10.06.2013

Dielheim, Neue Ortsmitte:
Pfahlgründung mittels Sonderverfahren

Die Erdarbeiten sind komplett abgeschlossen und die Firma Keller Grundbau hat inzwischen mit der Pfahlgründung begonnen, die sie mittels Sonderverfahren durchführt.

Gemäß der Tragwerksplanung und Prüfstatik erfolgt die Bemessung der Bohrpfähle.

Die Bohrziele werden mittels Sprühfarbe gekennzeichnet ...

... und mit Holzpflöcken zusätzlich kenntlich gemacht.

Das Bohrgerät wird zu den hinteren Bohrmarkierungen gefahren.

Die große Drehbohranlage der Firma Delmag muss zielgenau zwischen den Markierungen manövriert werden.

Der Bohrer wird genau auf den Punkt gebracht.

Mit hoher Einbringkraft und großem Drehmoment dreht sich der Vollverdrängungsrohrpfahl mit einem
Durchmesser von 40 cm, zirka 8,50 Meter in den Boden.

Die Postitution und Bohrtiefe werden auf dem Monitor genau geprüft und festgehalten.

Beton wird angeliefert und damit die spezielle Betonpumpe befüllt.

Die Zufuhr der schlammigen Betonmasse wird ständig kontrolliert.

Das verdrängte Volumen wird beim Ziehen des Werkzeugs sofort durch eine Betonpumpe und ihrem
bis zum Pfahlfuß geschlossenen Pumpsystems ausbetoniert.

Und schon geht es zur nächsten Bohrstelle.

Die Gründung kennzeichnet die konstruktive und statische Ausbildung des Übergangs vom Bauwerk zum Boden.
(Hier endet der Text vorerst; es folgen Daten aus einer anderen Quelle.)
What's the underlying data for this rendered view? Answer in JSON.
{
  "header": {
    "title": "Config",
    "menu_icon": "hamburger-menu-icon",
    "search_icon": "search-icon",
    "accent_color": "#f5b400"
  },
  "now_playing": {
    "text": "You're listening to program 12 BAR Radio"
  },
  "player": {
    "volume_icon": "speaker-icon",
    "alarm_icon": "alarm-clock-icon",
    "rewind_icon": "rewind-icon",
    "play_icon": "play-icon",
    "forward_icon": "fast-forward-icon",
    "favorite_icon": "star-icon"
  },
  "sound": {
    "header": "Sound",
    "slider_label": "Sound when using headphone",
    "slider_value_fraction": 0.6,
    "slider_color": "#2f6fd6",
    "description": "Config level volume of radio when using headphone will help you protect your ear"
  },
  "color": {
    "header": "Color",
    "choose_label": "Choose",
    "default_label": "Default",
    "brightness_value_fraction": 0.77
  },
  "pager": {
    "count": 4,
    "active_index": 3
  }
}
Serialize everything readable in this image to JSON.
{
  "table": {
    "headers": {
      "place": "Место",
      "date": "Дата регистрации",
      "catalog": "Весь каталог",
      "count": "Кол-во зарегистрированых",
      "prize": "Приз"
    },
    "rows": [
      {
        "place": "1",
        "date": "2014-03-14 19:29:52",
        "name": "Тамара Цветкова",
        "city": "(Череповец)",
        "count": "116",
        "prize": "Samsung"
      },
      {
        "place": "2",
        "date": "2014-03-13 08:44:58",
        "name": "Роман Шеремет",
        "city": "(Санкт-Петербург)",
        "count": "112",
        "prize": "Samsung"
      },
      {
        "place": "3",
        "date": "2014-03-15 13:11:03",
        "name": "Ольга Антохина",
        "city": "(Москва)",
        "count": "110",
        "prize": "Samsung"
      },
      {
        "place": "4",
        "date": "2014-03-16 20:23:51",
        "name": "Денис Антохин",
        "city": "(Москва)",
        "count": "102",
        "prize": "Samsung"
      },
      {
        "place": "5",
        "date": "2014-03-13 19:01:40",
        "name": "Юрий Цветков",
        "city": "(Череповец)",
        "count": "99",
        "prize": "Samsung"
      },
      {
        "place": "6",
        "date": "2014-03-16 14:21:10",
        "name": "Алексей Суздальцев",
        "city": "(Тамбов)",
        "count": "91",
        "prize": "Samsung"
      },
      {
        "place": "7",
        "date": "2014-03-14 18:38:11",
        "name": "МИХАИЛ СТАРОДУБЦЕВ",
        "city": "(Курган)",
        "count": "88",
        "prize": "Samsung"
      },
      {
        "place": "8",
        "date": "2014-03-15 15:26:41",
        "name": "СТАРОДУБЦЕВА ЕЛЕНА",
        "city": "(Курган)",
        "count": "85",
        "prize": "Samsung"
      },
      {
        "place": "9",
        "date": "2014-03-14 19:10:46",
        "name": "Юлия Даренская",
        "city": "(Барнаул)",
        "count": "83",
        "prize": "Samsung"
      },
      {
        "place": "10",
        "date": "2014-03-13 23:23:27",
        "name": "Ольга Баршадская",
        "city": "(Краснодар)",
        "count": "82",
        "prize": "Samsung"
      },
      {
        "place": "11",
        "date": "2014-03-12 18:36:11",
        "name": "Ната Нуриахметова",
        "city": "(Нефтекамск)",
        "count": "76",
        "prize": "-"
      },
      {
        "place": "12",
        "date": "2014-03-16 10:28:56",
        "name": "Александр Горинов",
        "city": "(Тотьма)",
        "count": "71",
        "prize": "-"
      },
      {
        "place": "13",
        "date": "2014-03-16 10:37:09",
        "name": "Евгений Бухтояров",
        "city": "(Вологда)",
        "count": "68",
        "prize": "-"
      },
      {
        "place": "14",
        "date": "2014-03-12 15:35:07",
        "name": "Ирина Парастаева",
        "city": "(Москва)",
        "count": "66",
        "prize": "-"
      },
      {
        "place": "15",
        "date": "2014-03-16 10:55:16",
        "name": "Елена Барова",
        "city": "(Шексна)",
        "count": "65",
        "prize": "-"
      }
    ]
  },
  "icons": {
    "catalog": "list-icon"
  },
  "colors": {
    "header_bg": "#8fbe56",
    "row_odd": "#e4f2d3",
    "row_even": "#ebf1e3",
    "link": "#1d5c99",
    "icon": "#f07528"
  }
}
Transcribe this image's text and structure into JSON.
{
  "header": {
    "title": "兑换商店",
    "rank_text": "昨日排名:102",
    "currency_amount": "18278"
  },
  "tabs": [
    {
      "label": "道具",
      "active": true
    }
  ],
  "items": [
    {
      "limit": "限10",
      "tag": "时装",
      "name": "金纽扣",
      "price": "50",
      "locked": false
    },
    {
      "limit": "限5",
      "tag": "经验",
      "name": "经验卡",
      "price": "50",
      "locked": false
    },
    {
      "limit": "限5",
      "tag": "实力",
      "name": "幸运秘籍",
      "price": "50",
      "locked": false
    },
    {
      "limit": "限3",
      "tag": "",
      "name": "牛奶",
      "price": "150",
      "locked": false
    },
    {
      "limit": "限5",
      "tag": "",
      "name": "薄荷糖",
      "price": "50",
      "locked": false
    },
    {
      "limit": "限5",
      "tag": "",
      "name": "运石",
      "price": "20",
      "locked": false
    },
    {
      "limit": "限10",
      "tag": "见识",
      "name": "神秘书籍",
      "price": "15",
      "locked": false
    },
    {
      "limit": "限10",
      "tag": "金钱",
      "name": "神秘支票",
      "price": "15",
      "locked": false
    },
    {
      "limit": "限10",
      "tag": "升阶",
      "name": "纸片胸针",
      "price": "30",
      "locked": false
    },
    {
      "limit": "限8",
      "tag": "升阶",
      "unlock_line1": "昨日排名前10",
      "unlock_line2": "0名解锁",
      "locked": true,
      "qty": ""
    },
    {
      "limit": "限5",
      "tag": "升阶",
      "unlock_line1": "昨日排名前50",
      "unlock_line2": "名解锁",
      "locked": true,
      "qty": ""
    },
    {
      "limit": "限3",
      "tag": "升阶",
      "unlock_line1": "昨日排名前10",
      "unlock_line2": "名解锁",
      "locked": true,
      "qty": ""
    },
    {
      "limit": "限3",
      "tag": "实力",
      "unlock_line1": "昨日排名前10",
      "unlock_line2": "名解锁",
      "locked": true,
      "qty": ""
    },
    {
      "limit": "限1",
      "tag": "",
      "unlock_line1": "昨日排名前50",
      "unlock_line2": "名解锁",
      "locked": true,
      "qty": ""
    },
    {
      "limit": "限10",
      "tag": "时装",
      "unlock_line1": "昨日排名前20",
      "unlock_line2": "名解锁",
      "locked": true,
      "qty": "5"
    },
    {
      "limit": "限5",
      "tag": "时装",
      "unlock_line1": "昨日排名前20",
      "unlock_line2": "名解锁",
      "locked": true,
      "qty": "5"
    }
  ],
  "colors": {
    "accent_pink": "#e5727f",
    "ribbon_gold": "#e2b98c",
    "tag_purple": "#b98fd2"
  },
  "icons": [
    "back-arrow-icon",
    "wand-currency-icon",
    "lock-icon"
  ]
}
Um die schweren Lasten von Bauwerken in den Boden abzuleiten, wird eine Tiefgründung mittels Pfähle durchgeführt. In der Neuen Ortsmitte wurde sowohl im nichtunterkellerten als auch im unterkellerten Teil des Gebäudes eine Pfahlgründung geplant.

Das Sonderverfahren ermöglicht es erschütterungsfrei zu arbeiten, weshalb es speziell für Gebiete mit dichter Bebauung geeignet ist. Das geräuscharme System kommt sowohl den Anwohnern als auch der Umwelt zugute. Zudem gewährleistet das Verfahren einen raschen Arbeitsfortschritt, da die Pfähle in einem Arbeitsgang hergestellt werden. Auch wirtschaftlich ein interessanter Aspekt, denn dadurch kann der eigentliche Bauvorgang schneller folgen.
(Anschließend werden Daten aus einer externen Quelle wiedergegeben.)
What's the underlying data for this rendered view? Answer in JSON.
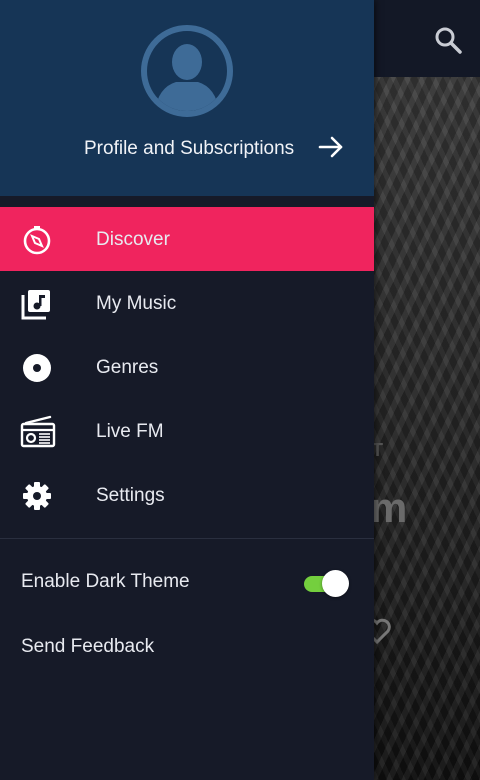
{
  "drawer": {
    "profile_label": "Profile and Subscriptions",
    "menu": [
      {
        "label": "Discover",
        "icon": "compass-icon",
        "active": true
      },
      {
        "label": "My Music",
        "icon": "music-library-icon",
        "active": false
      },
      {
        "label": "Genres",
        "icon": "disc-icon",
        "active": false
      },
      {
        "label": "Live FM",
        "icon": "radio-icon",
        "active": false
      },
      {
        "label": "Settings",
        "icon": "gear-icon",
        "active": false
      }
    ],
    "dark_theme_label": "Enable Dark Theme",
    "dark_theme_enabled": true,
    "feedback_label": "Send Feedback"
  },
  "background": {
    "partial_letter": "m",
    "partial_small": "T"
  },
  "colors": {
    "accent": "#f0245e",
    "header": "#163556",
    "drawer_bg": "#161a28",
    "toggle_on": "#74cf3e"
  }
}
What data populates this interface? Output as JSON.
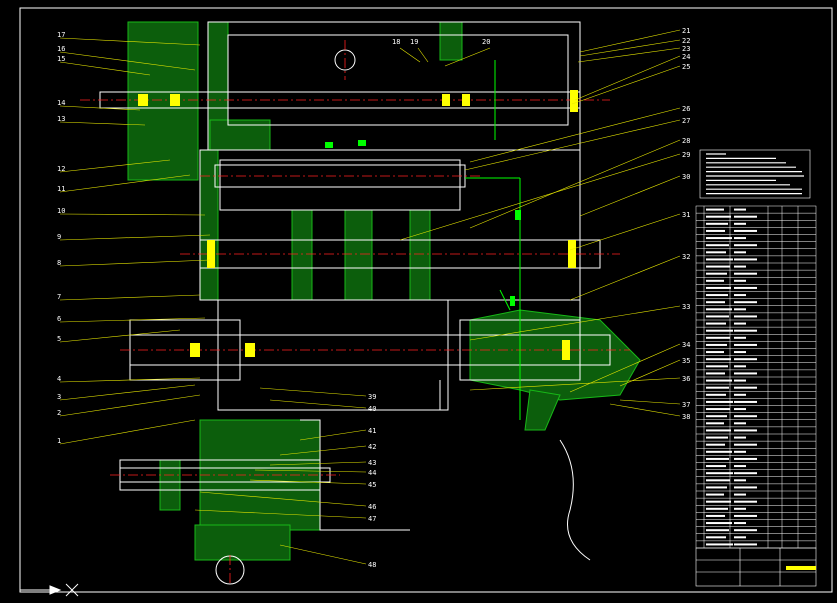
{
  "drawing": {
    "colors": {
      "background": "#000000",
      "outline": "#ffffff",
      "hatch": "#18b818",
      "centerline": "#ff2020",
      "callout": "#e6e600",
      "highlight": "#ffff00",
      "accent_green": "#00ff00"
    },
    "callouts_left": [
      "17",
      "16",
      "15",
      "14",
      "13",
      "12",
      "11",
      "10",
      "9",
      "8",
      "7",
      "6",
      "5",
      "4",
      "3",
      "2",
      "1"
    ],
    "callouts_top": [
      "18",
      "19",
      "20"
    ],
    "callouts_right": [
      "21",
      "22",
      "23",
      "24",
      "25",
      "26",
      "27",
      "28",
      "29",
      "30",
      "31",
      "32",
      "33",
      "34",
      "35",
      "36",
      "37",
      "38"
    ],
    "callouts_bottom": [
      "39",
      "40",
      "41",
      "42",
      "43",
      "44",
      "45",
      "46",
      "47",
      "48"
    ]
  },
  "parts_table": {
    "row_count": 48
  }
}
Gemäß der Tragwerksplanung und Prüfstatik erfolgt die Bemessung der Bohrpfähle. Mit roter Sprühfarbe werden die Bohrziele mit einem Kreuz markiert und das Zentrum zusätzlich mit einem Holzpfahl gekennzeichnet. Das Bohrgerät fährt unmittelbar an die Markierung, die Drehbohranlage wird zielgenau zwischen die Markierungen manövriert und der Bohrer auf den Punkt gesetzt. Position und Bohrtiefe werden auf einem Monitor überprüft und protokolliert. Mit hoher Einbringkraft und großem Drehmoment dreht sich der Vollverdrängungsrohrpfahl mit einem Durchmesser von 40 cm, zirka 8,50 Meter in den Boden. Das verdrängte Volumen wird beim Ziehen des Werkzeugs sofort durch eine Betonpumpe und ihrem bis zum Pfahlfuß geschlossenen Pumpsystems ausbetoniert.
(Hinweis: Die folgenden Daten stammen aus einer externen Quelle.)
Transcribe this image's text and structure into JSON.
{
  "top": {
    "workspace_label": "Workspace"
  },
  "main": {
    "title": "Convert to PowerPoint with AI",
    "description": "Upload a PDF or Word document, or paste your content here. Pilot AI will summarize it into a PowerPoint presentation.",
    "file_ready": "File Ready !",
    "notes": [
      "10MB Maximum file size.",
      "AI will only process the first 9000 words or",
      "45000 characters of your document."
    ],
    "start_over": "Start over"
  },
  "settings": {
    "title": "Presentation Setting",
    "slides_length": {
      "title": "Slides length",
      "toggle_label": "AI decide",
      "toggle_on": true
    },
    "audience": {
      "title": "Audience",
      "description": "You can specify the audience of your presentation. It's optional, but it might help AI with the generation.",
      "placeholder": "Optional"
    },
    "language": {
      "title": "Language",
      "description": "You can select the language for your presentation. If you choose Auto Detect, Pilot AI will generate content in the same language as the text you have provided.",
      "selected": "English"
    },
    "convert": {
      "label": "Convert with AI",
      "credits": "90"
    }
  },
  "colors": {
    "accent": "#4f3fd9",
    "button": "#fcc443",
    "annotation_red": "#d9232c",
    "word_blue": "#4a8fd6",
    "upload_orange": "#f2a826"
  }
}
Auf der Erdoberfläche wurden bereits Schottertragschichten hergestellt, worauf die Bodenplatten des Erd- bzw. Kellergeschosses aufgelegt werden. Die Gründung der Gebäude erfolgt dann durch Streifenfundamente, welche die Lasten der auf ihnen errichteten tragenden Wände übernehmen.